Myrothecium: Microbial metabolism kinetics of _Myrothecium sp._
In DanielQuiroz97/RGCxGC: Preprocessing and Multivariate Analysis of Bidimensional Gas Chromatography Data

Myrothecium

R Documentation

Microbial metabolism kinetics of Myrothecium sp.

Description

This object contains six chromatograms of the microbial metabolic kinetics. Myrothecium sp. were cultured in CMA. Inoculation was made from Petri dishes with the fully-grown fungal cells and sterile distilled water (to wash the surface of the plate). The plate was scraped with a sterile glass handle to obtain the spore suspension. The suspension was liquated and the concentration of 2.4 x 105 spores/mL was determined using a Neubauer chamber and an optical microscope. Then, 50 uL of the suspension was inoculated in a flow chamber into the tubes containing the culture medium. Tubes were kept at 25 celsius degree in a growth chamber with 12h of photoperiod.
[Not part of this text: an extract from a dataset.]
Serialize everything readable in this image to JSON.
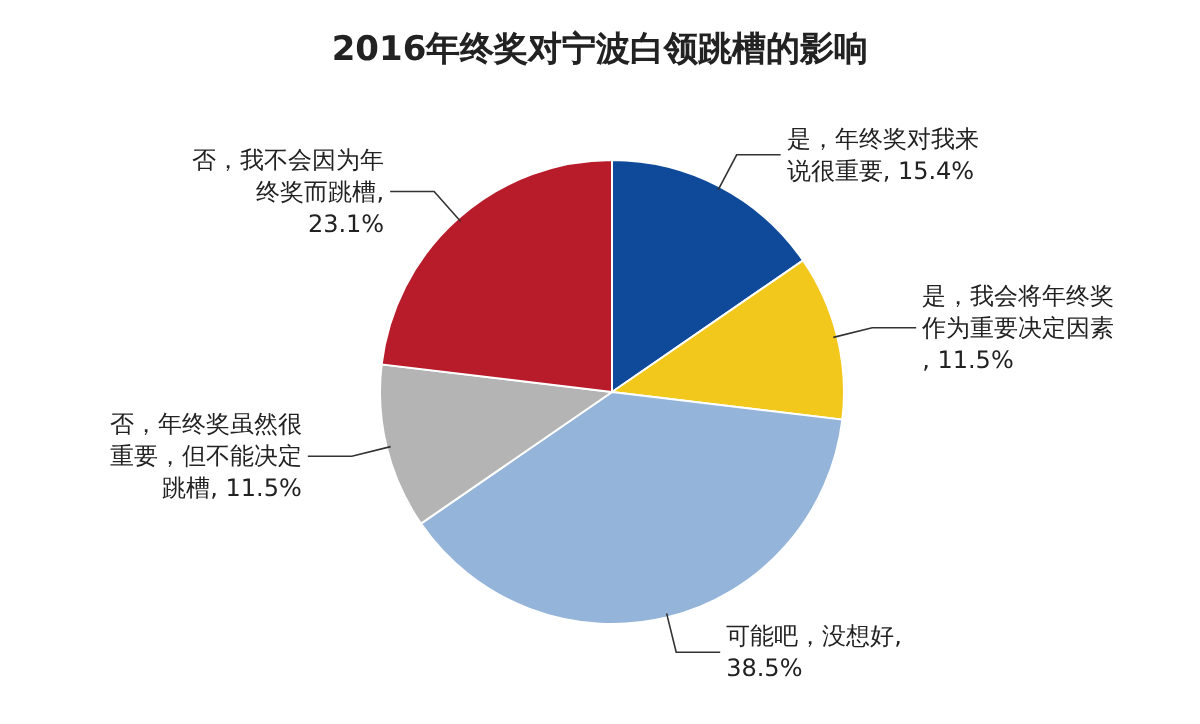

A solid-phase microextraction (SPME) assay containing a DVB / CAR / PDMS (Divinylbenzene / Carboxene / Polymethylsiloxane 50/30 mm) fiber was placed into the tube headspace.

A set of columns consisting of HP-5MS 30m x 0.25mm x 0.25 um connected to a Supelcowax 1m x 0.10mm × 0.10um with a 1m x 0.25mm deactivated silica capillary being allocated between them. In these tests, a modulation period of 5s was used.

For GCxGC-QMS data acquisition, GCMSsolution version 5.3 software was used. The temperature program were 60-165 celcius at 3 celcius/min; 165 celcius - 260celcius at 20 celcius/min; 260 celcius (5 min); flow rate was 0.6 mL/min (Helium 5.0 carrier gas); splitless injection mode, ion source temperature 200 celcius, interface temperature 260 celcius; voltage 0,9 kV; mass range 50-380 m/z; acquisition rate 25Hz and electron ionization (70eV).

The original study was developed by \insertCiteQuiroz-Moreno2020;textualRGCxGC.